Iterative Computation — Sliding Window of Three Variables — Watch three variables slide forward along the Tribonacci sequence, computing each new value from the three preceding ones using only O(1) space.

Algorithm

  1. Handle base cases: if n == 0, return 0. If n == 1 or n == 2, return 1.
  2. Initialize three variables: a = 0, b = 1, c = 1 (representing T(0), T(1), T(2)).
  3. Loop from i = 3 to n:
    • Compute next = a + b + c.
    • Shift the window: a = b, b = c, c = next.
  4. Return c.

Code

class Solution {
public:
    int tribonacci(int n) {
        if (n == 0) return 0;
        if (n <= 2) return 1;

        int a = 0, b = 1, c = 1;

        for (int i = 3; i <= n; i++) {
            int next = a + b + c;
            a = b;
            b = c;
            c = next;
        }

        return c;
    }
};
class Solution:
    def tribonacci(self, n: int) -> int:
        if n == 0:
            return 0
        if n <= 2:
            return 1

        a, b, c = 0, 1, 1

        for i in range(3, n + 1):
            a, b, c = b, c, a + b + c

        return c
class Solution {
    public int tribonacci(int n) {
        if (n == 0) return 0;
        if (n <= 2) return 1;

        int a = 0, b = 1, c = 1;

        for (int i = 3; i <= n; i++) {
            int next = a + b + c;
            a = b;
            b = c;
            c = next;
        }

        return c;
    }
}

Complexity Analysis

Time Complexity: O(n)

We iterate from 3 to n, performing one addition and three assignments per iteration.
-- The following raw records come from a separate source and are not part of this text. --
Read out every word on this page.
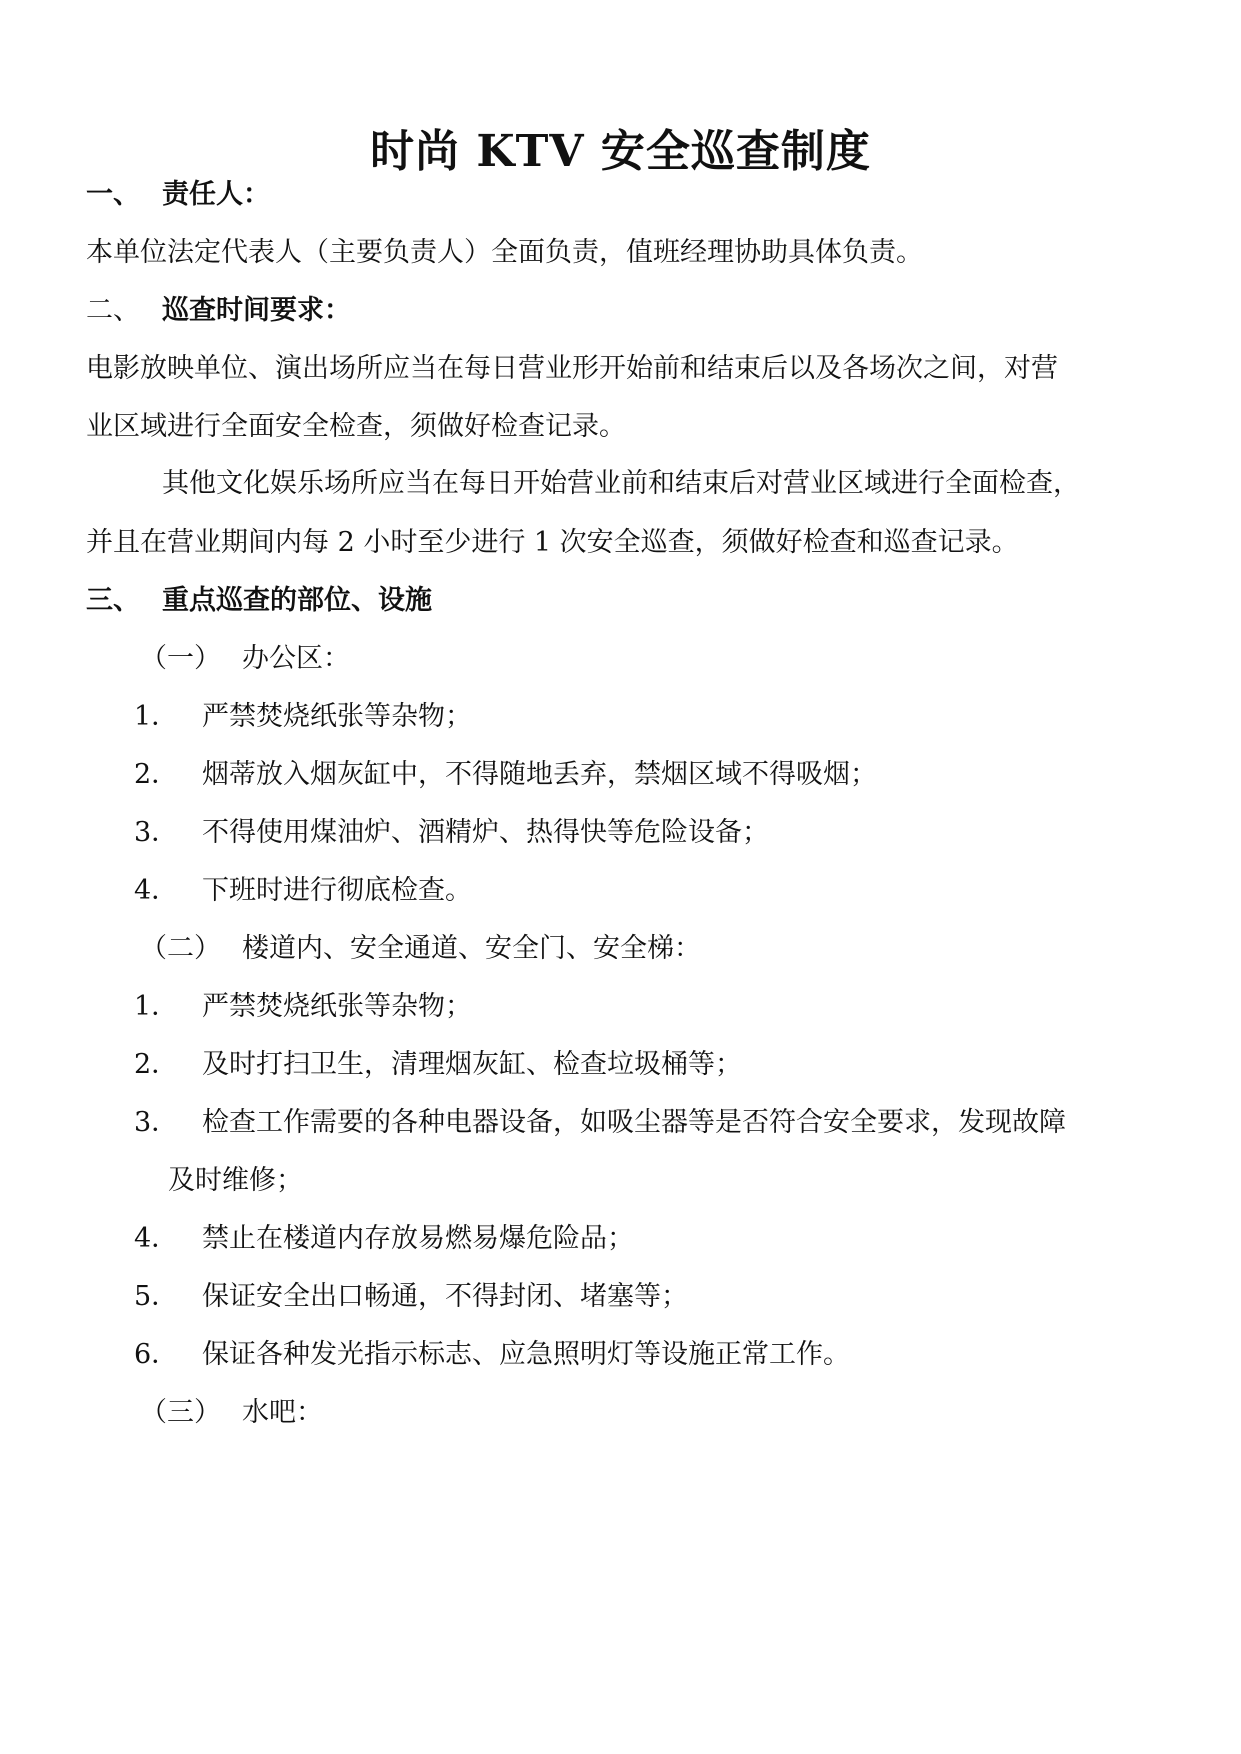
时尚 KTV 安全巡查制度
一、 责任人：
本单位法定代表人（主要负责人）全面负责，值班经理协助具体负责。
二、 巡查时间要求：
电影放映单位、演出场所应当在每日营业形开始前和结束后以及各场次之间，对营
业区域进行全面安全检查，须做好检查记录。
其他文化娱乐场所应当在每日开始营业前和结束后对营业区域进行全面检查，
并且在营业期间内每 2 小时至少进行 1 次安全巡查，须做好检查和巡查记录。
三、 重点巡查的部位、设施
（一） 办公区：
1． 严禁焚烧纸张等杂物；
2． 烟蒂放入烟灰缸中，不得随地丢弃，禁烟区域不得吸烟；
3． 不得使用煤油炉、酒精炉、热得快等危险设备；
4． 下班时进行彻底检查。
（二） 楼道内、安全通道、安全门、安全梯：
1． 严禁焚烧纸张等杂物；
2． 及时打扫卫生，清理烟灰缸、检查垃圾桶等；
3． 检查工作需要的各种电器设备，如吸尘器等是否符合安全要求，发现故障
及时维修；
4． 禁止在楼道内存放易燃易爆危险品；
5． 保证安全出口畅通，不得封闭、堵塞等；
6． 保证各种发光指示标志、应急照明灯等设施正常工作。
（三） 水吧：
Each iteration is O(1), and there are n-2 iterations. Total: O(n).

Space Complexity: O(1)

We use only three integer variables (a, b, c) plus one temporary (next), regardless of input size. No arrays, no recursion stack. This is the optimal space usage — we need at least three previous values for the Tribonacci recurrence, and we achieve exactly that.